There a number of technical improvements inside the new Square Reader that most people will never notice. For example, the internal battery has been removed; the reader now relies on the device it’s plugged into for power. What is evident is the much better magnetic readhead inside. Credit cards now swipe incredibly smoothly, and in our testing, didn’t once fail to register. There’s much less resistance than before; we can’t imagine it feeling much better.
When ordered directly, Square Credit Card Reader ships in a 5.5” by 3.75” foam mailer, with paper covers on the front and the back. The only accessory included is a sticker, which displays the Square name along with Visa, MasterCard, American Express, and Discover logos. It’s minimalistic packaging of a minimalist device.

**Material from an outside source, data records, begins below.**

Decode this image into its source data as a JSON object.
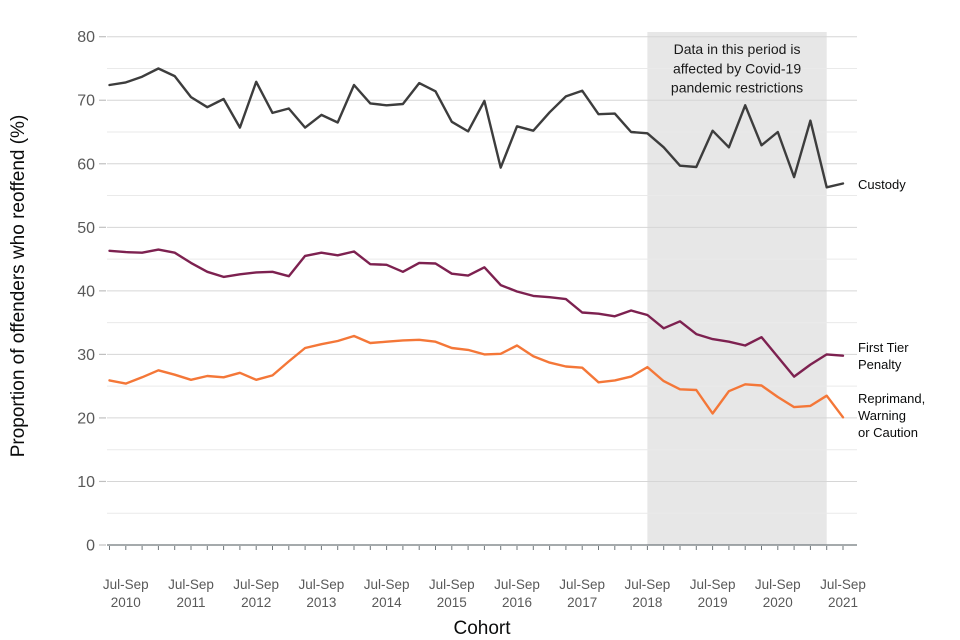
{
  "chart_data": {
    "type": "line",
    "title": "",
    "xlabel": "Cohort",
    "ylabel": "Proportion of offenders who reoffend (%)",
    "ylim": [
      0,
      80
    ],
    "y_major_ticks": [
      0,
      10,
      20,
      30,
      40,
      50,
      60,
      70,
      80
    ],
    "y_minor_step": 5,
    "grid": true,
    "legend_position": "right-of-line-ends",
    "x_quarter_points": 46,
    "x_tick_label_quarter": "Jul-Sep",
    "x_tick_label_years": [
      "2010",
      "2011",
      "2012",
      "2013",
      "2014",
      "2015",
      "2016",
      "2017",
      "2018",
      "2019",
      "2020",
      "2021"
    ],
    "x_label_point_indices": [
      1,
      5,
      9,
      13,
      17,
      21,
      25,
      29,
      33,
      37,
      41,
      45
    ],
    "series": [
      {
        "name": "Custody",
        "key": "custody",
        "color": "#3d3d3d",
        "label_lines": [
          "Custody"
        ],
        "values": [
          72.4,
          72.8,
          73.7,
          75.0,
          73.8,
          70.5,
          68.9,
          70.2,
          65.7,
          72.9,
          68.0,
          68.7,
          65.7,
          67.7,
          66.5,
          72.4,
          69.5,
          69.2,
          69.4,
          72.7,
          71.4,
          66.6,
          65.1,
          69.9,
          59.4,
          65.9,
          65.2,
          68.1,
          70.6,
          71.5,
          67.8,
          67.9,
          65.0,
          64.8,
          62.6,
          59.7,
          59.5,
          65.2,
          62.6,
          69.2,
          62.9,
          65.0,
          57.9,
          66.8,
          56.3,
          56.9
        ]
      },
      {
        "name": "First Tier Penalty",
        "key": "first-tier-penalty",
        "color": "#7d2150",
        "label_lines": [
          "First Tier",
          "Penalty"
        ],
        "values": [
          46.3,
          46.1,
          46.0,
          46.5,
          46.0,
          44.4,
          43.0,
          42.2,
          42.6,
          42.9,
          43.0,
          42.3,
          45.5,
          46.0,
          45.6,
          46.2,
          44.2,
          44.1,
          43.0,
          44.4,
          44.3,
          42.7,
          42.4,
          43.7,
          40.9,
          39.9,
          39.2,
          39.0,
          38.7,
          36.6,
          36.4,
          36.0,
          36.9,
          36.2,
          34.1,
          35.2,
          33.2,
          32.4,
          32.0,
          31.4,
          32.7,
          29.6,
          26.5,
          28.4,
          30.0,
          29.8
        ]
      },
      {
        "name": "Reprimand, Warning or Caution",
        "key": "reprimand-warning-caution",
        "color": "#f47738",
        "label_lines": [
          "Reprimand,",
          "Warning",
          "or Caution"
        ],
        "values": [
          25.9,
          25.4,
          26.4,
          27.5,
          26.8,
          26.0,
          26.6,
          26.4,
          27.1,
          26.0,
          26.7,
          28.9,
          31.0,
          31.6,
          32.1,
          32.9,
          31.8,
          32.0,
          32.2,
          32.3,
          32.0,
          31.0,
          30.7,
          30.0,
          30.1,
          31.4,
          29.7,
          28.7,
          28.1,
          27.9,
          25.6,
          25.9,
          26.5,
          28.0,
          25.8,
          24.5,
          24.4,
          20.7,
          24.2,
          25.3,
          25.1,
          23.3,
          21.7,
          21.9,
          23.5,
          20.1
        ]
      }
    ],
    "annotation": {
      "lines": [
        "Data in this period is",
        "affected by Covid-19",
        "pandemic restrictions"
      ],
      "region_start_point_index": 33,
      "region_end_point_index": 44,
      "region_color": "#e7e7e7",
      "text_color": "#1a1a1a"
    },
    "style_colors": {
      "axis_line": "#6f777b",
      "tick_mark": "#6f777b",
      "y_tick_dash": "#c0c0c0",
      "grid_major": "#d6d6d6",
      "grid_minor": "#eaeaea",
      "tick_text": "#595959",
      "title_text": "#0b0c0c"
    }
  }
}
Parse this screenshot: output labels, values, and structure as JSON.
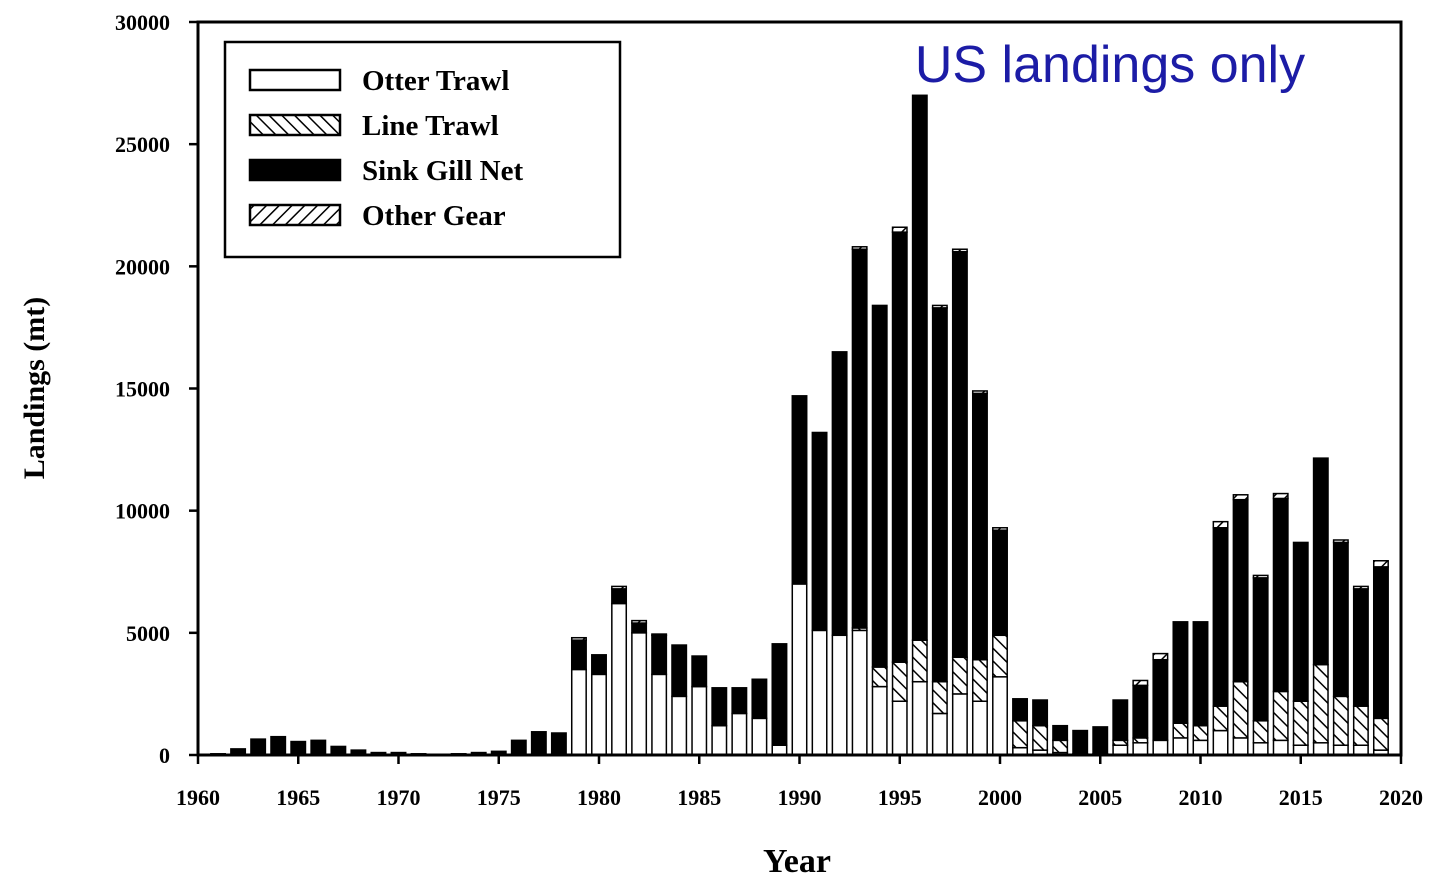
{
  "chart_data": {
    "type": "stacked-bar",
    "x_label": "Year",
    "y_label": "Landings (mt)",
    "annotation": "US landings only",
    "x": [
      1960,
      1961,
      1962,
      1963,
      1964,
      1965,
      1966,
      1967,
      1968,
      1969,
      1970,
      1971,
      1972,
      1973,
      1974,
      1975,
      1976,
      1977,
      1978,
      1979,
      1980,
      1981,
      1982,
      1983,
      1984,
      1985,
      1986,
      1987,
      1988,
      1989,
      1990,
      1991,
      1992,
      1993,
      1994,
      1995,
      1996,
      1997,
      1998,
      1999,
      2000,
      2001,
      2002,
      2003,
      2004,
      2005,
      2006,
      2007,
      2008,
      2009,
      2010,
      2011,
      2012,
      2013,
      2014,
      2015,
      2016,
      2017,
      2018,
      2019
    ],
    "series": [
      {
        "name": "Otter Trawl",
        "color": "#ffffff",
        "hatch": "none",
        "values": [
          0,
          0,
          0,
          0,
          0,
          0,
          0,
          0,
          0,
          0,
          0,
          0,
          0,
          0,
          0,
          0,
          0,
          0,
          0,
          3500,
          3300,
          6200,
          5000,
          3300,
          2400,
          2800,
          1200,
          1700,
          1500,
          400,
          7000,
          5100,
          4900,
          5100,
          2800,
          2200,
          3000,
          1700,
          2500,
          2200,
          3200,
          300,
          200,
          100,
          50,
          50,
          400,
          500,
          600,
          700,
          600,
          1000,
          700,
          500,
          600,
          400,
          500,
          400,
          400,
          200
        ]
      },
      {
        "name": "Line Trawl",
        "color": "#ffffff",
        "hatch": "backslash",
        "values": [
          0,
          0,
          0,
          0,
          0,
          0,
          0,
          0,
          0,
          0,
          0,
          0,
          0,
          0,
          0,
          0,
          0,
          0,
          0,
          0,
          0,
          0,
          0,
          0,
          0,
          0,
          0,
          0,
          0,
          0,
          0,
          0,
          0,
          100,
          800,
          1600,
          1700,
          1300,
          1500,
          1700,
          1700,
          1100,
          1000,
          500,
          0,
          0,
          200,
          200,
          0,
          600,
          600,
          1000,
          2300,
          900,
          2000,
          1800,
          3200,
          2000,
          1600,
          1300
        ]
      },
      {
        "name": "Sink Gill Net",
        "color": "#000000",
        "hatch": "none",
        "values": [
          0,
          50,
          250,
          650,
          750,
          550,
          600,
          350,
          200,
          100,
          100,
          50,
          30,
          50,
          100,
          150,
          600,
          950,
          900,
          1200,
          800,
          600,
          400,
          1600,
          2100,
          1250,
          1550,
          1050,
          1600,
          4150,
          7700,
          8100,
          11600,
          15500,
          14800,
          17600,
          22300,
          15300,
          16600,
          10900,
          4300,
          900,
          1050,
          600,
          950,
          1100,
          1650,
          2150,
          3300,
          4150,
          4250,
          7300,
          7450,
          5850,
          7900,
          6500,
          8450,
          6300,
          4800,
          6200
        ]
      },
      {
        "name": "Other Gear",
        "color": "#ffffff",
        "hatch": "slash",
        "values": [
          0,
          0,
          0,
          0,
          0,
          0,
          0,
          0,
          0,
          0,
          0,
          0,
          0,
          0,
          0,
          0,
          0,
          0,
          0,
          100,
          0,
          100,
          100,
          50,
          0,
          0,
          0,
          0,
          0,
          0,
          0,
          0,
          0,
          100,
          0,
          200,
          0,
          100,
          100,
          100,
          100,
          0,
          0,
          0,
          0,
          0,
          0,
          200,
          250,
          0,
          0,
          250,
          200,
          100,
          200,
          0,
          0,
          100,
          100,
          250
        ]
      }
    ],
    "xlim": [
      1960,
      2020
    ],
    "xticks": [
      1960,
      1965,
      1970,
      1975,
      1980,
      1985,
      1990,
      1995,
      2000,
      2005,
      2010,
      2015,
      2020
    ],
    "ylim": [
      0,
      30000
    ],
    "yticks": [
      0,
      5000,
      10000,
      15000,
      20000,
      25000,
      30000
    ],
    "legend": "upper-left"
  }
}
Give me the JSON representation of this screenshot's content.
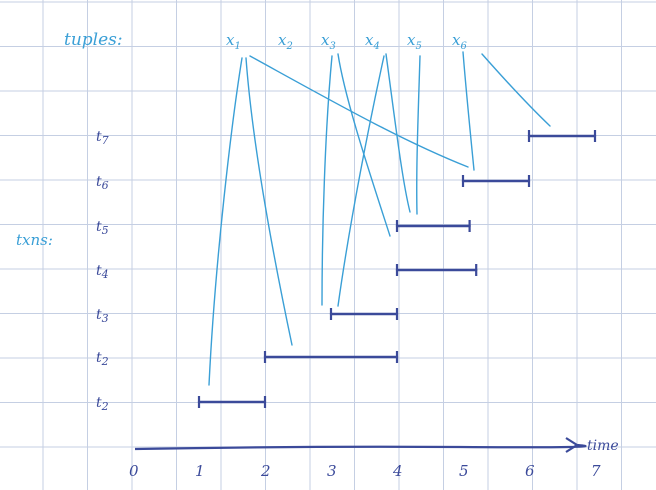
{
  "labels": {
    "tuples": "tuples:",
    "txns": "txns:",
    "time": "time"
  },
  "tuples": [
    "x1",
    "x2",
    "x3",
    "x4",
    "x5",
    "x6"
  ],
  "transactions": [
    {
      "label": "t7",
      "start": 6,
      "end": 7
    },
    {
      "label": "t6",
      "start": 5,
      "end": 6
    },
    {
      "label": "t5",
      "start": 4,
      "end": 5.1
    },
    {
      "label": "t4",
      "start": 4,
      "end": 5.2
    },
    {
      "label": "t3",
      "start": 3,
      "end": 4
    },
    {
      "label": "t2",
      "start": 2,
      "end": 4
    },
    {
      "label": "t2",
      "start": 1,
      "end": 2
    }
  ],
  "time_ticks": [
    "0",
    "1",
    "2",
    "3",
    "4",
    "5",
    "6",
    "7"
  ],
  "colors": {
    "grid": "#c5cfe3",
    "tuple_ink": "#3a9fd6",
    "txn_ink": "#3b4a9a"
  }
}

At the time of our last review, the only fees Square took were 2.75% for swiped cards, 3.5% for manually entered cards, plus a flat rate of 15 cents per transaction. Since then, it’s played around with those costs. The 15 cent rate has been removed from swiped transactions. For a period of time, it offered a $275 per month flat rate, but as of February 1, 2014, that program will be discontinued. There are still no fees for signing up, no minimums, and no other costs. Your money gets directly deposited to your account the next business day, if the payment is taken before 5:00PM, or the second business day, if after 5:00PM.
Although Square now has a whole ecosystem — including an online sales portal, the ability to pay digitally with Square Wallet, and Square Cash for sending money directly to others — Square Register is the one that goes along with the reader. The app has been significantly redesigned, and now matches the aesthetic of iOS 7. With scaled versions for both iPhone and iPad, it allows manual entry of figures, and the ability to add from a library of items. Once the final total is in, swipe the card through the reader, get a signature if necessary, and then send a receipt via email or text. The iPad version of the app offers reports as well — detailed versions of which can be found on Square’s website.
With improved hardware and software, plus somewhat lower rates, we can’t ask for much more from Square. From the excellent free reader, to the comprehensive software, to even more advanced features, including the ability to deploy units to employees, it’s really a home run of a product. Square makes it easy for anyone to process credit cards, from an individual holding a garage sale to a large business. There’s no fault to be found here; this Square Credit Card Reader and its surrounding ecosystem earn an A rating.